We’re hard-pressed to understand this enthusiasm. The military has run Egypt for over half a century (Nasser, Sadat, Mubarak). It still does. What, after all, has changed, except there was a big, wild party telling the old guy to leave town, and a bigger, wilder one when he left? If the city folk don’t like the new guy, or the next new guy, or the one after that, what then? Saying no is trivial. In a country like Egypt, there’s no hard-won democratic tradition to say yes to, and ample reason to believe that democracy would be highly problematic, as Andrew McCarthy has discussed.
Egypt is a country where over 40% of the people are illiterate and a majority lives on less than $5 a day. It is a country where barbaric mutilations are commonplace and its greatest art has been condemned by the highest religious authorities. It is a land of crazy superstitions.

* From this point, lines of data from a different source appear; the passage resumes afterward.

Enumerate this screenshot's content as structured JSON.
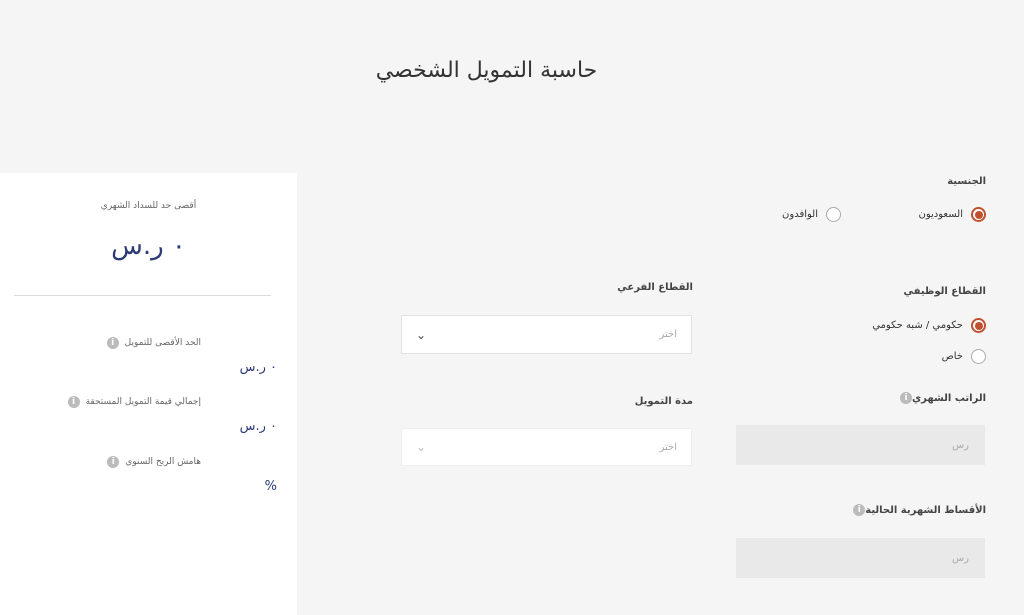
{
  "page": {
    "title": "حاسبة التمويل الشخصي"
  },
  "nationality": {
    "label": "الجنسية",
    "options": [
      {
        "label": "السعوديون",
        "checked": true
      },
      {
        "label": "الوافدون",
        "checked": false
      }
    ]
  },
  "sector": {
    "label": "القطاع الوظيفي",
    "options": [
      {
        "label": "حكومي / شبه حكومي",
        "checked": true
      },
      {
        "label": "خاص",
        "checked": false
      }
    ]
  },
  "sub_sector": {
    "label": "القطاع الفرعي",
    "placeholder": "اختر"
  },
  "salary": {
    "label": "الراتب الشهري",
    "placeholder": "رس"
  },
  "finance_period": {
    "label": "مدة التمويل",
    "placeholder": "اختر"
  },
  "installments": {
    "label": "الأقساط الشهرية الحالية",
    "placeholder": "رس"
  },
  "results": {
    "max_payment_label": "أقصى حد للسداد الشهري",
    "max_payment_value": "٠ ر.س",
    "max_finance_label": "الحد الأقصى للتمويل",
    "max_finance_value": "٠ ر.س",
    "total_due_label": "إجمالي قيمة التمويل المستحقة",
    "total_due_value": "٠ ر.س",
    "annual_margin_label": "هامش الربح السنوي",
    "annual_margin_value": "%"
  },
  "icons": {
    "info": "info-icon",
    "chevron": "chevron-down-icon"
  },
  "colors": {
    "accent": "#c1502e",
    "value": "#2c3c78"
  }
}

It is a country where “84 percent say that apostates, or those who forsake Islam, should face the death penalty.”
The media’s coverage of Egypt reveals yet once again how little anyone should pay attention to the media’s framing of an issue like this. They project themselves into a story by interviewing people just like they once were: English-speaking, university-educated, tech-savvy secular young people, and make them the story — when in fact in a country like Egypt such people are a small minority. They write a romance of their own youth, one that has virtually nothing to do with the facts of the case.
The difference of course between the media and the people of Egypt is that when the party’s over and the romance has been written, the media get to go home and don’t have to clean up after the mess. What a nice life.